Deux thèmes s’entrecroisent pour former la trame de ce récit original et ambitieux : celui de l’amour du cinéma hollywoodien des années 50 et 60 et celui de l’homosexualité. Les narrateurs et/ou personnages principaux appartiennent en effet à trois générations sacrifiées, les deux premières par l’impossibilité de vivre son homosexualité librement (le Chili des années 50, puis celui de Pinochet, ce n’est pas exactement le Marais), la troisième par le sida. On navigue des années 50 à 2001, de Santiago du Chili à New-York, au gré des changements de narrateurs, et sans se plier à une progression chronologique. Lazcano procède beaucoup par ellipses, sans que ce soit jamais gratuit ni affecté. Peu à peu, les pièces finissent par former un tableau cohérent qui prend tout son sens.

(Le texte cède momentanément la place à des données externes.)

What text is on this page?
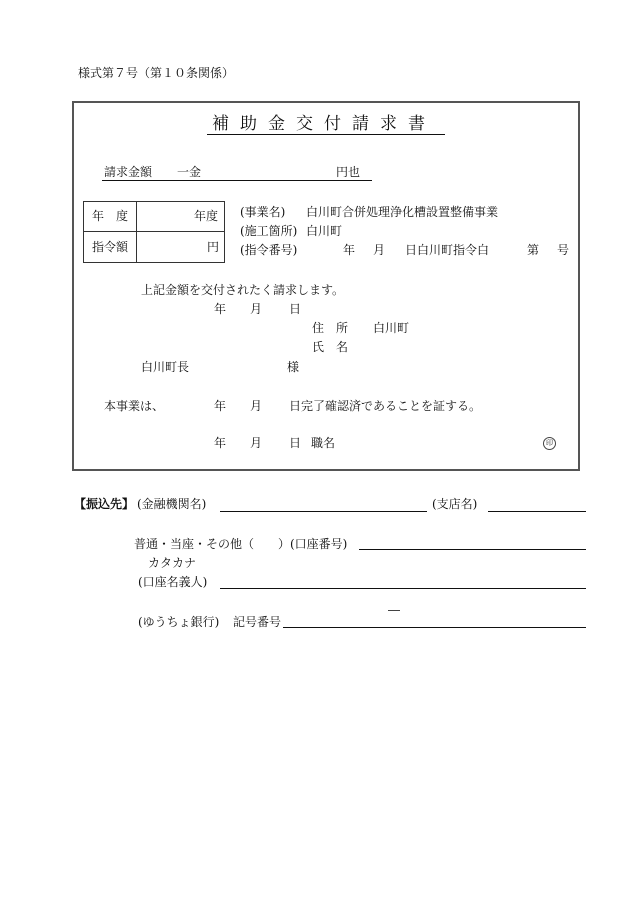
様式第７号（第１０条関係）
補助金交付請求書
請求金額 一金	円也
年　度	年度
指令額	円
(事業名) 白川町合併処理浄化槽設置整備事業
(施工箇所) 白川町
(指令番号)	年 月 日白川町指令白	第 号
上記金額を交付されたく請求します。
年 月 日
住　所 白川町
氏　名
白川町長	様
本事業は、	年 月 日完了確認済であることを証する。
年 月 日 職名	印
【振込先】 (金融機関名)	(支店名)
普通・当座・その他（　　） (口座番号)
カタカナ
(口座名義人)
―
(ゆうちょ銀行) 記号番号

A l’heure où pas mal de romans semblent écrits avant tout dans l’espoir d’être portés à l’écran, il est plaisant de constater que ce livre qui respire l’amour du cinéma ne sacrifie à aucune des figures imposées du « roman scénario » : narration linéaire, découpage scène par scène, caractères hyper tranchés, rebondissements, et j’en passe… Voilà qui je l’espère vous donnera envie d’ouvrir ce roman diablement attachant, à la fois saga grand public et livre d’auteur ambitieux et bien écrit.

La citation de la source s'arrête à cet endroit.